Using scanning probe microscopy techniques, we have investigated the topographic and electrical properties of lithographically defined Ga- and N-polar regions grown on the same surface of a GaN epilayer. These unique structures were created on N-polar substrates grown by either hydride vapor phase epitaxy (HVPE) or metalorganic chemical vapor deposition (MOCVD). A patented selective epitaxy process [1,2] was used to prepare the alternating polarity surfaces on the two separate substrate types. To produce adjacent stripes of alternating polarity on a single substrate, a thin inversion layer comprising AlN was selectively grown inside a nitride mask. After removing the mask, Ga- and N-polar GaN were simultaneously grown over the inversion layer and bare N polar substrate, respectively, using MOCVD. Atomic force microscope (AFM) topography images reveal that Ga-polar regions are smoother than N-polar ones by about two orders of magnitude (rms of ~0.5 nm and ~50 nm, respectively). Local current/voltage (I/V) spectra obtained by conductive AFM indicate a lower turn-on voltage and higher conductivity for N polar regions, whereas Ga polar regions are insulating. Scanning Kelvin probe microscopy (SKPM) data show a surface potential drop of ~0.5 V across the interface domain boundary (< 200 nm lateral resolution) from the N- to the Ga polar regions on the HVPE substrate. A lower potential drop (~0.2 V) is seen across the N- to Ga- interface on the template, as well as inconsistent surface potential values (+/-0.1 V) for Ga-polar stripes. Using SKPM, the surface photovoltage (SPV), or the change in surface potential upon exposure to above-bandgap light, may also be measured for both surfaces simultaneously. Both samples show similar characteristics to previously studied polar GaN surfaces, where Ga-polar regions have higher initial SPV values (~0.3 V for HVPE, ~0.5 V for MOCVD) than N-polar regions (~0.2 V for HVPE, ~0.3 V for MOCVD). Restoration of the SPV signal after illumination is faster for Ga-polar regions, which is not consistent with previously studied bulk Ga-polar films.
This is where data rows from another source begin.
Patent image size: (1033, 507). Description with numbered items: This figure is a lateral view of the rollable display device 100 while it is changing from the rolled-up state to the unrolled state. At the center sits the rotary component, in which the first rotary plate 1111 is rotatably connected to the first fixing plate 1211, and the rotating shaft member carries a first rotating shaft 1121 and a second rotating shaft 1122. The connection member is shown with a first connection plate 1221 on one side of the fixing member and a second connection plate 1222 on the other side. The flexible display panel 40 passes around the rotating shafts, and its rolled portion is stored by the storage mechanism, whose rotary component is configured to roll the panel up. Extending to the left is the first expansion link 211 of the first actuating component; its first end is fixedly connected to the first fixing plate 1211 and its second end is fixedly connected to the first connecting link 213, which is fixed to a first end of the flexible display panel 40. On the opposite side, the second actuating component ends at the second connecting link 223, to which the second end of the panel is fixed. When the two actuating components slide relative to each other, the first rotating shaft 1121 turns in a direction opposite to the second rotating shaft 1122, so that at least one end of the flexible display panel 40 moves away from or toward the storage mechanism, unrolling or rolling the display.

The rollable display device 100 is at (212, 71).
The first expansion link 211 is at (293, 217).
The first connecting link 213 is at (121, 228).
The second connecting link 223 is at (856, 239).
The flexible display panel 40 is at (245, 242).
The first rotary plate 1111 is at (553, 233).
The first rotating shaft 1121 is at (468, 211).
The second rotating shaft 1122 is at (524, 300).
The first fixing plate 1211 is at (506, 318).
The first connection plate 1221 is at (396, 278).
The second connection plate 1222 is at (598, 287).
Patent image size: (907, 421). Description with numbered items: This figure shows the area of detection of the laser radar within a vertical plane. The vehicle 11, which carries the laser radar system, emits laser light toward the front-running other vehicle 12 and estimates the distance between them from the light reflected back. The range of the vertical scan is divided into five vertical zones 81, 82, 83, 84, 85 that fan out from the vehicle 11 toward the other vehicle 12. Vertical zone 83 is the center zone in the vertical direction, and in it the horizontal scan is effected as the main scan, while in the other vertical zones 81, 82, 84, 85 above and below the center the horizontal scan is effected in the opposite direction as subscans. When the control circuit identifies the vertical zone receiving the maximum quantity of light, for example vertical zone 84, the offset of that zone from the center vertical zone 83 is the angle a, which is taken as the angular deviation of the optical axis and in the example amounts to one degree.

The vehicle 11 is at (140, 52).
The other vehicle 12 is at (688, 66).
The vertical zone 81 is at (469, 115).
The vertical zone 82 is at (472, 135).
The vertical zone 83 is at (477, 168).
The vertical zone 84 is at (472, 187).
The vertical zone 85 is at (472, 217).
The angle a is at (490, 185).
In summary, scanning probe methods can be used to distinguish Ga- versus N-polar GaN surface regions grown on the same GaN epilayer.

1. J.K. Hite, M.E. Twigg, M.A. Mastro, C.R. Eddy, Jr. and F.J. Kub, “Initiating Polarity Inversion in GaN Growth Using an AlN Interlayer”, Physica Status Solidi A 208, 1504-1506 (2011).

2. J.K. Hite, N.D. Bassim, M.E. Twigg, M.A. Mastro, F.J. Kub and C.R. Eddy, Jr., “GaN Vertical and Lateral Polarity Heterostructures on GaN Substrates”, Journal of Crystal Growth 332, 43-47 (2011).